Yifei Xin,Xuxin Cheng,Zhihong Zhu,Xusheng Yang,Yuexian Zou
2024-10-17
Abstract:Existing audio-text retrieval (ATR) methods are essentially discriminative models that aim to maximize the conditional likelihood, represented as p(candidates|query). Nevertheless, this methodology fails to consider the intrinsic data distribution p(query), leading to difficulties in discerning out-of-distribution data. In this work, we attempt to tackle this constraint through a generative perspective and model the relationship between audio and text as their joint probability p(candidates,query). To this end, we present a diffusion-based ATR framework (DiffATR), which models ATR as an iterative procedure that progressively generates joint distribution from noise. Throughout its training phase, DiffATR is optimized from both generative and discriminative viewpoints: the generator is refined through a generation loss, while the feature extractor benefits from a contrastive loss, thus combining the merits of both methodologies. Experiments on the AudioCaps and Clotho datasets with superior performances, verify the effectiveness of our approach. Notably, without any alterations, our DiffATR consistently exhibits strong performance in out-of-domain retrieval settings.
Sound,Information Retrieval,Audio and Speech Processing
What problem does this paper attempt to address?

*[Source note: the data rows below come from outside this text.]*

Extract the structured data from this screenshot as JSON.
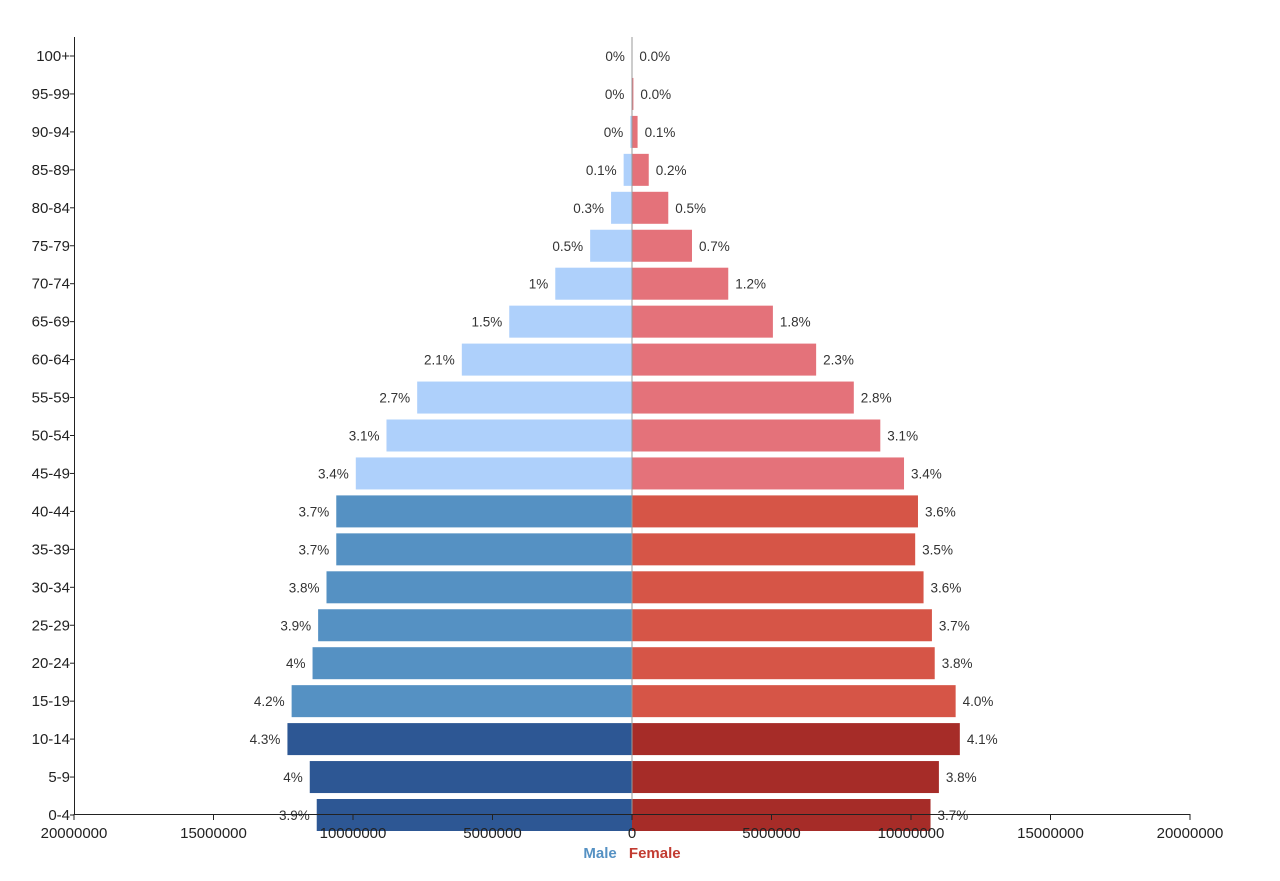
{
  "chart_data": {
    "type": "bar",
    "orientation": "horizontal-population-pyramid",
    "title": "",
    "x_range": [
      -20000000,
      20000000
    ],
    "x_ticks": [
      -20000000,
      -15000000,
      -10000000,
      -5000000,
      0,
      5000000,
      10000000,
      15000000,
      20000000
    ],
    "x_tick_labels": [
      "20000000",
      "15000000",
      "10000000",
      "5000000",
      "0",
      "5000000",
      "10000000",
      "15000000",
      "20000000"
    ],
    "categories": [
      "100+",
      "95-99",
      "90-94",
      "85-89",
      "80-84",
      "75-79",
      "70-74",
      "65-69",
      "60-64",
      "55-59",
      "50-54",
      "45-49",
      "40-44",
      "35-39",
      "30-34",
      "25-29",
      "20-24",
      "15-19",
      "10-14",
      "5-9",
      "0-4"
    ],
    "series": [
      {
        "name": "Male",
        "values": [
          5000,
          20000,
          60000,
          300000,
          750000,
          1500000,
          2750000,
          4400000,
          6100000,
          7700000,
          8800000,
          9900000,
          10600000,
          10600000,
          10950000,
          11250000,
          11450000,
          12200000,
          12350000,
          11550000,
          11300000
        ],
        "labels": [
          "0%",
          "0%",
          "0%",
          "0.1%",
          "0.3%",
          "0.5%",
          "1%",
          "1.5%",
          "2.1%",
          "2.7%",
          "3.1%",
          "3.4%",
          "3.7%",
          "3.7%",
          "3.8%",
          "3.9%",
          "4%",
          "4.2%",
          "4.3%",
          "4%",
          "3.9%"
        ]
      },
      {
        "name": "Female",
        "values": [
          15000,
          50000,
          200000,
          600000,
          1300000,
          2150000,
          3450000,
          5050000,
          6600000,
          7950000,
          8900000,
          9750000,
          10250000,
          10150000,
          10450000,
          10750000,
          10850000,
          11600000,
          11750000,
          11000000,
          10700000
        ],
        "labels": [
          "0.0%",
          "0.0%",
          "0.1%",
          "0.2%",
          "0.5%",
          "0.7%",
          "1.2%",
          "1.8%",
          "2.3%",
          "2.8%",
          "3.1%",
          "3.4%",
          "3.6%",
          "3.5%",
          "3.6%",
          "3.7%",
          "3.8%",
          "4.0%",
          "4.1%",
          "3.8%",
          "3.7%"
        ]
      }
    ],
    "colors": {
      "male_old": "#aed0fb",
      "male_working": "#5591c3",
      "male_young": "#2d5794",
      "female_old": "#e4727a",
      "female_working": "#d65547",
      "female_young": "#a62c28",
      "male_legend": "#5591c3",
      "female_legend": "#c23b31"
    },
    "color_groups": {
      "old": [
        "100+",
        "95-99",
        "90-94",
        "85-89",
        "80-84",
        "75-79",
        "70-74",
        "65-69",
        "60-64",
        "55-59",
        "50-54",
        "45-49"
      ],
      "working": [
        "40-44",
        "35-39",
        "30-34",
        "25-29",
        "20-24",
        "15-19"
      ],
      "young": [
        "10-14",
        "5-9",
        "0-4"
      ]
    },
    "legend": [
      "Male",
      "Female"
    ],
    "legend_position": "bottom-center"
  }
}
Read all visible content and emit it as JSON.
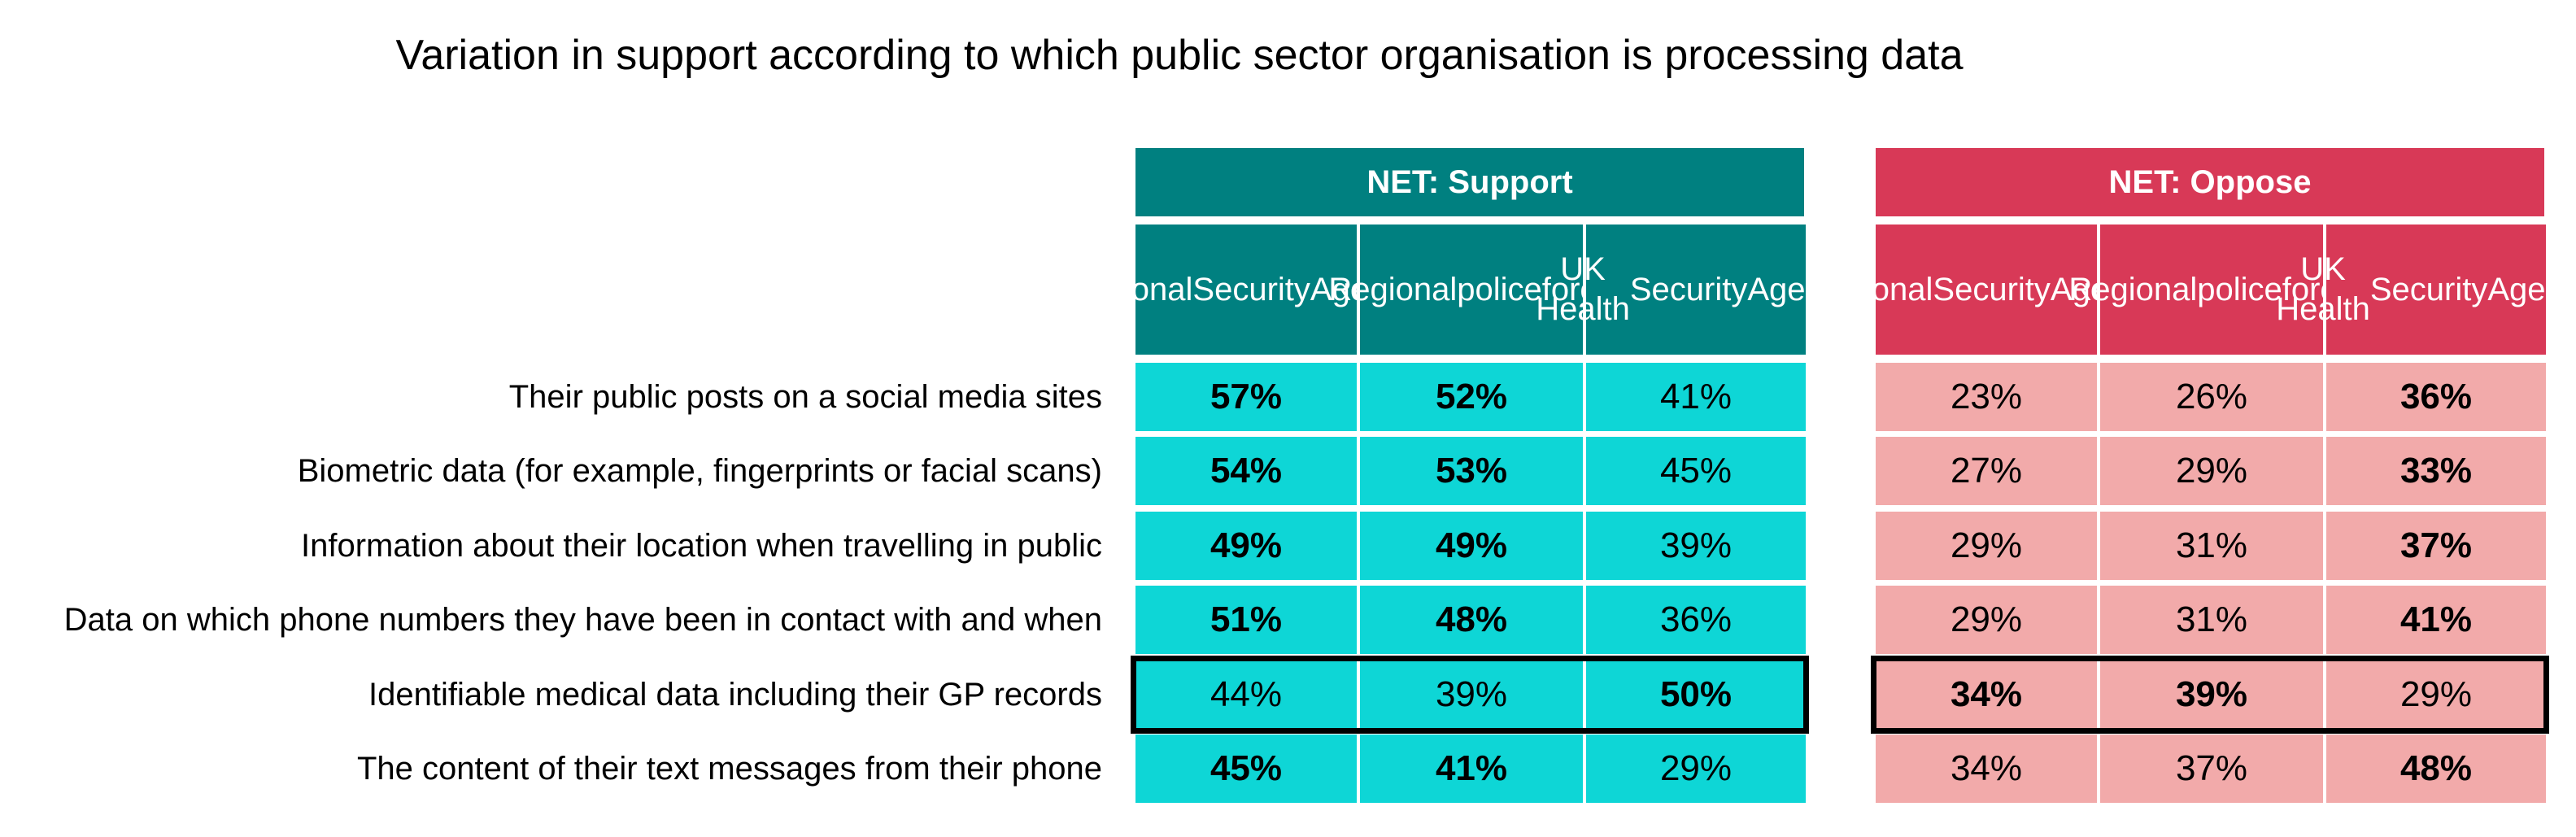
{
  "chart_data": {
    "type": "table",
    "title": "Variation in support according to which public sector organisation is processing data",
    "groups": [
      {
        "name": "NET: Support",
        "header_color": "#008080",
        "cell_color": "#0ed6d6",
        "columns": [
          "National Security Agency",
          "Regional police force",
          "UK Health Security Agency"
        ]
      },
      {
        "name": "NET: Oppose",
        "header_color": "#d83957",
        "cell_color": "#f2aaaa",
        "columns": [
          "National Security Agency",
          "Regional police force",
          "UK Health Security Agency"
        ]
      }
    ],
    "column_header_lines": [
      [
        "National",
        "Security",
        "Agency"
      ],
      [
        "Regional",
        "police",
        "force"
      ],
      [
        "UK Health",
        "Security",
        "Agency"
      ]
    ],
    "rows": [
      {
        "label": "Their public posts on a social media sites",
        "support": [
          "57%",
          "52%",
          "41%"
        ],
        "support_bold": [
          true,
          true,
          false
        ],
        "oppose": [
          "23%",
          "26%",
          "36%"
        ],
        "oppose_bold": [
          false,
          false,
          true
        ],
        "highlighted": false
      },
      {
        "label": "Biometric data (for example, fingerprints or facial scans)",
        "support": [
          "54%",
          "53%",
          "45%"
        ],
        "support_bold": [
          true,
          true,
          false
        ],
        "oppose": [
          "27%",
          "29%",
          "33%"
        ],
        "oppose_bold": [
          false,
          false,
          true
        ],
        "highlighted": false
      },
      {
        "label": "Information about their location when travelling in public",
        "support": [
          "49%",
          "49%",
          "39%"
        ],
        "support_bold": [
          true,
          true,
          false
        ],
        "oppose": [
          "29%",
          "31%",
          "37%"
        ],
        "oppose_bold": [
          false,
          false,
          true
        ],
        "highlighted": false
      },
      {
        "label": "Data on which phone numbers they have been in contact with and when",
        "support": [
          "51%",
          "48%",
          "36%"
        ],
        "support_bold": [
          true,
          true,
          false
        ],
        "oppose": [
          "29%",
          "31%",
          "41%"
        ],
        "oppose_bold": [
          false,
          false,
          true
        ],
        "highlighted": false
      },
      {
        "label": "Identifiable medical data including their GP records",
        "support": [
          "44%",
          "39%",
          "50%"
        ],
        "support_bold": [
          false,
          false,
          true
        ],
        "oppose": [
          "34%",
          "39%",
          "29%"
        ],
        "oppose_bold": [
          true,
          true,
          false
        ],
        "highlighted": true
      },
      {
        "label": "The content of their text messages from their phone",
        "support": [
          "45%",
          "41%",
          "29%"
        ],
        "support_bold": [
          true,
          true,
          false
        ],
        "oppose": [
          "34%",
          "37%",
          "48%"
        ],
        "oppose_bold": [
          false,
          false,
          true
        ],
        "highlighted": false
      }
    ]
  }
}
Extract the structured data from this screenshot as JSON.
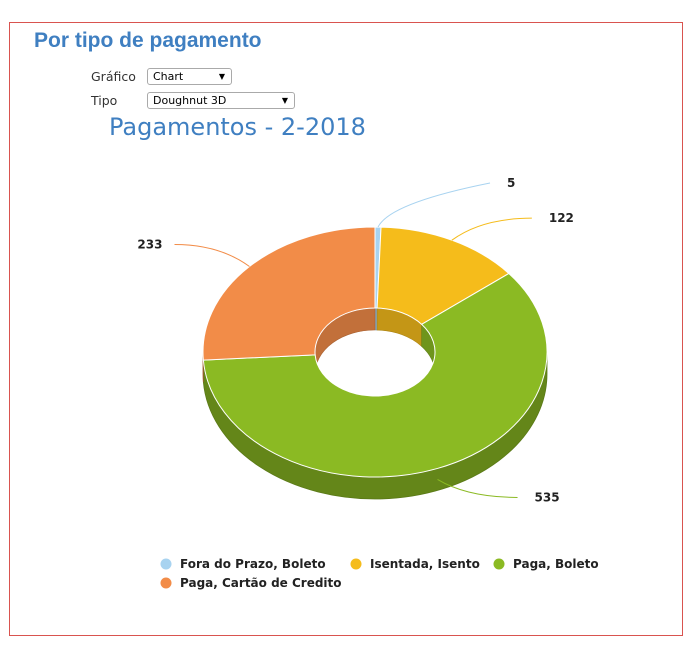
{
  "panel": {
    "title": "Por tipo de pagamento",
    "grafico_label": "Gráfico",
    "grafico_value": "Chart",
    "tipo_label": "Tipo",
    "tipo_value": "Doughnut 3D"
  },
  "chart_data": {
    "type": "pie",
    "subtype": "doughnut-3d",
    "title": "Pagamentos - 2-2018",
    "categories": [
      "Fora do Prazo, Boleto",
      "Isentada, Isento",
      "Paga, Boleto",
      "Paga, Cartão de Credito"
    ],
    "values": [
      5,
      122,
      535,
      233
    ],
    "data_labels": [
      "5",
      "122",
      "535",
      "233"
    ],
    "colors": [
      "#a8d3f0",
      "#f5bc1b",
      "#8bba23",
      "#f28c48"
    ],
    "legend_position": "bottom"
  }
}
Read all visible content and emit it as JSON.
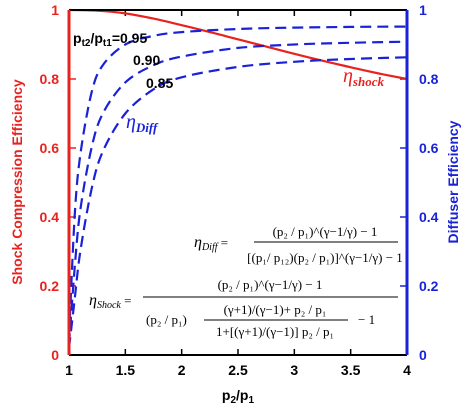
{
  "chart_data": {
    "type": "line",
    "xlabel": "p2/p1",
    "ylabel_left": "Shock Compression Efficiency",
    "ylabel_right": "Diffuser Efficiency",
    "xlim": [
      1,
      4
    ],
    "ylim_left": [
      0,
      1
    ],
    "ylim_right": [
      0,
      1
    ],
    "x_ticks": [
      "1",
      "1.5",
      "2",
      "2.5",
      "3",
      "3.5",
      "4"
    ],
    "y_left_ticks": [
      "0",
      "0.2",
      "0.4",
      "0.6",
      "0.8",
      "1"
    ],
    "y_right_ticks": [
      "0",
      "0.2",
      "0.4",
      "0.6",
      "0.8",
      "1"
    ],
    "grid": false,
    "colors": {
      "shock": "#e8231f",
      "diffuser": "#1a22d8",
      "axis_left": "#e8231f",
      "axis_right": "#1a22d8"
    },
    "series": [
      {
        "name": "η_shock",
        "axis": "left",
        "style": "solid",
        "x": [
          1,
          1.25,
          1.5,
          1.75,
          2,
          2.25,
          2.5,
          2.75,
          3,
          3.25,
          3.5,
          3.75,
          4
        ],
        "y": [
          1.0,
          0.998,
          0.99,
          0.975,
          0.956,
          0.936,
          0.915,
          0.894,
          0.873,
          0.853,
          0.834,
          0.816,
          0.8
        ]
      },
      {
        "name": "0.95",
        "axis": "right",
        "style": "dashed",
        "x": [
          1,
          1.05,
          1.1,
          1.2,
          1.3,
          1.5,
          1.75,
          2,
          2.5,
          3,
          3.5,
          4
        ],
        "y": [
          0.05,
          0.4,
          0.58,
          0.76,
          0.84,
          0.9,
          0.925,
          0.936,
          0.945,
          0.949,
          0.951,
          0.952
        ]
      },
      {
        "name": "0.90",
        "axis": "right",
        "style": "dashed",
        "x": [
          1,
          1.05,
          1.1,
          1.2,
          1.3,
          1.5,
          1.75,
          2,
          2.5,
          3,
          3.5,
          4
        ],
        "y": [
          0.03,
          0.25,
          0.42,
          0.6,
          0.7,
          0.79,
          0.84,
          0.865,
          0.89,
          0.9,
          0.905,
          0.908
        ]
      },
      {
        "name": "0.85",
        "axis": "right",
        "style": "dashed",
        "x": [
          1,
          1.05,
          1.1,
          1.2,
          1.3,
          1.5,
          1.75,
          2,
          2.5,
          3,
          3.5,
          4
        ],
        "y": [
          0.02,
          0.16,
          0.3,
          0.48,
          0.59,
          0.7,
          0.77,
          0.805,
          0.835,
          0.85,
          0.858,
          0.863
        ]
      }
    ],
    "annotations": {
      "ratio_label": "p",
      "ratio_label_sub1": "t2",
      "ratio_label_mid": "/p",
      "ratio_label_sub2": "t1",
      "ratio_095": "=0.95",
      "ratio_090": "0.90",
      "ratio_085": "0.85",
      "eta": "η",
      "shock_sub": "shock",
      "diff_sub": "Diff"
    },
    "equations": {
      "diff_lhs": "η",
      "diff_lhs_sub": "Diff",
      "diff_num": "(p₂ / p₁)^(γ−1/γ) − 1",
      "diff_den": "[(p₁/ p₁₂)(p₂ / p₁)]^(γ−1/γ) − 1",
      "shock_lhs": "η",
      "shock_lhs_sub": "Shock",
      "shock_num": "(p₂ / p₁)^(γ−1/γ) − 1",
      "shock_den_a": "(p₂ / p₁)",
      "shock_den_b_num": "(γ+1)/(γ−1)+ p₂ / p₁",
      "shock_den_b_den": "1+[(γ+1)/(γ−1)] p₂ / p₁",
      "shock_den_tail": "− 1"
    }
  }
}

The problem that this paper attempts to solve is the limitations of existing Audio - Text Retrieval (ATR) methods when dealing with unseen or out - of - domain data. Specifically, existing ATR methods are mainly discriminative models, aiming to maximize the conditional likelihood \( p(\text{candidates} \mid \text{query}) \), but this method fails to fully consider the distribution of the data itself \( p(\text{query}) \), resulting in poor performance when dealing with out - of - domain data. To solve this problem, the author introduced a generative framework based on the diffusion model (DiffATR), which improves the ATR task by modeling the joint probability distribution \( p(\text{candidates}, \text{query}) \) between audio and text. DiffATR regards ATR as an iterative process of gradually generating a joint distribution from noise, and combines two optimization perspectives of generation and discrimination to improve the generalization ability and adaptability of the model. ### Main contributions: 1. **Improve the ATR task from a generative perspective for the first time**: Propose a new ATR framework (DiffATR) based on the diffusion model, which models ATR as an iterative process of gradually generating a joint distribution from noise. 2. **Significantly improve the retrieval performance on multiple ATR benchmark datasets**, and can be generalized to different baseline models. 3. **Perform excellently in out - of - domain ATR tasks**, and can maintain good performance without additional adjustment. Through these improvements, DiffATR not only achieves better results on standard ATR tasks, but also shows stronger generalization ability on out - of - domain data.